16.Bölüm

516 32 8
                                    

Şu sabahın köründe çalan alarm yüzünden en sevdiğim şarkıdan bile nefret ediyorum. Aslında bir ara daha çabuk uyanıyım diye arsız bela yapmıştım alarm sesini ama yinede işe yaramamıştı. Ahmet batman haklıydı. Sabah uykusu ayrı bir güzeldi.

Söylene söylene kalkmış 10 dakika içinde duş almıştım. Teyzem yine evde yoktu. İstanbula geldiğinden beri eve uğrayıp uğramadığını bile bilmiyordum aslında. Böylesi daha iyi ama. Görmek zorunda kalmıyorum en azından. Affetmek istesemde affedemiyorum onu. Ölene kadar tanıyamadım ben babamı sırf teyzemin kendi doğruları yüzünden. Öz babamdan nefret ederek büyüdüm ben nasıl affedebilirim ki onu?
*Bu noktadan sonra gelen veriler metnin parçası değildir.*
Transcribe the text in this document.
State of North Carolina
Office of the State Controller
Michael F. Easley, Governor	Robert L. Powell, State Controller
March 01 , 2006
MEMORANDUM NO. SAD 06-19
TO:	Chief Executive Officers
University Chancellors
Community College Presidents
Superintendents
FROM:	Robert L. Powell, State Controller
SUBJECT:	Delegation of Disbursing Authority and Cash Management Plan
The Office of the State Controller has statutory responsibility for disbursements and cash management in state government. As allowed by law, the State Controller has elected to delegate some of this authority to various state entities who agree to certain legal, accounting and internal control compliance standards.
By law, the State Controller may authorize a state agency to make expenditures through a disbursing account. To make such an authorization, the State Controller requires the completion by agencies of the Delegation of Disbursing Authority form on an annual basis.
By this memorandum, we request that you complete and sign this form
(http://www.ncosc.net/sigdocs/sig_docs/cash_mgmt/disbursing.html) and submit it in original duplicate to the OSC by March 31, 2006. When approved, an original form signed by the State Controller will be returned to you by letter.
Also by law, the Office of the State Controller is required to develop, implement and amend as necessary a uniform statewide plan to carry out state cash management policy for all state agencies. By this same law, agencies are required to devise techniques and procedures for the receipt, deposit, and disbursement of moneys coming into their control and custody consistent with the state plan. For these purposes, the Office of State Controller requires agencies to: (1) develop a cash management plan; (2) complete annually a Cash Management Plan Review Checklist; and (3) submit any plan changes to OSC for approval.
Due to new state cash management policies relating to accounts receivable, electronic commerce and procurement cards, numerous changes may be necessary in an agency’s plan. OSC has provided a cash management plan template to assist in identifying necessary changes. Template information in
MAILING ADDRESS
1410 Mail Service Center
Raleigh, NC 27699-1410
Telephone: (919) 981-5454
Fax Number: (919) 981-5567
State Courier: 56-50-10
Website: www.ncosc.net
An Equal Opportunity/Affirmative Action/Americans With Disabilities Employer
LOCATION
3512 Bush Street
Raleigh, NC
Siyah dar bir kot ve siyah bir kazak giydikten sonra mavi supralarımı da ayağıma geçirip mutfağa indim. Kahvaltı yapmaktan nefret etsemde bir şeyler içmek fena olmazdı. Bir bardak meyve suyu içtikten sonra yukarı çıkıp saçlarımı yaptım. Siyah göz kalemini de çektikten sonra mavi sırt çantamı ve telefonumu da alarak evden çıktım. Arabayla gitmiycektim. Yürümek iyi gelirdi belki.

Ona bakılırsa sarılmakta iyi gelirdi dimi insana? Peki barış gizeme sarıldığında ben niye bu kadar kötü oluyorum? Sarılmak iyi geliyor olabilir ama sevdiğin başkasına sarıldığında bu sana asla iyi gelmiyor bunu biliyorum.

Okula geldiğimde sınıflara daha yeni giriyorlardı. Hemen alvinle barışın yanına gittim. İşte hayatımdaki en önemli iki kişi. Yanında mutlu olduğum hatta huzur bulduğum iki adam.

Alvin yanına gittiğimde direk sarılmış barışsa hafifçe koluma vurup "naber cadı" diye sormuştu. İkiside birbirinden çok farklıydı. O kadar farka rağmen en iyi arkadaşlardı. Alvinin sahiplenmesi çok güzeldi mesela. Çok güzel seviyordu. Neredeyse eksiksiz. Barışınsa sessizliği mükemmeldi mesela. Susarak konuşması, anlatmadan anlaması, bakışları çok güzeldi mesela.

İlk ders matematikti. Daha doğru düzgün cümle kuramayan bir adam kırk dakika boyunca asla çekilmezdi. Zaten alvin sınıfa çıkar çıkmaz sıraya yatmış uyumaya çalışıyordu. Bende hemen yanına geçip onun gibi yattım. Ama sadece yattım. Uyumadım daha doğrusu uyuyamadım. Çünkü o sırada uyunmaz! Çok sert lan! Resmen yüzümün bir tarafı dümdüz oldu. Öküz iki dakika içinde nasıl uyudu anlamıyorum ki.

-Şşşttt barış

-Barış

-Lan

-Baksana olum

-BARIŞ!!!

+Ne bağırıyorsun be

-10 defa seslendim duymuyosun ki!

+Hıı. Neyse noldu bi sorun mu var?

-Evet. Hırkanı ver.

+Niye napcaksın?

-Off tamam barış verme!

+Lan trip atma ya sordum sadece al şunu

-Gerek yok ya sağol.

+Masal al!

-Gerek yok dedim barış uzatma!

Barış önüne dönüp hocaya ve sınıfa göz attı. Hoca sınıfta bir şeyler anlatmaya çalışsada onu takan tek bir kişi bile yoktu. Yarısı uyuyordu diğer yarısı ise başka şeylerle uğraşıyordu. Barış sırasından kalkıp yanıma geldi. Hafif iterek yana kaymamı sağladı daha sonrada yanıma oturdu. Sınıftaki herkesle konuşsada bir alvinle bir de benimle bu kadar samimiydi. Yanağıma küçük bir öpücük kondurup "özür dilerim cadı. Al şunu hadi nolur" diye fısıldadı kulağıma doğru. Gülümseyip uzattığı hırkayı aldım. Barış kokuyordu. Üstüne sinmiş hafif sigara kokusu ve abartılmadan sıkılmış parfüm kokusu birbirine karışarak mükemmel bir ikili oluşturuyordu. Huzur kokuyordu. Hırkayı sıraya koyduğumda barışın suratı asıldı.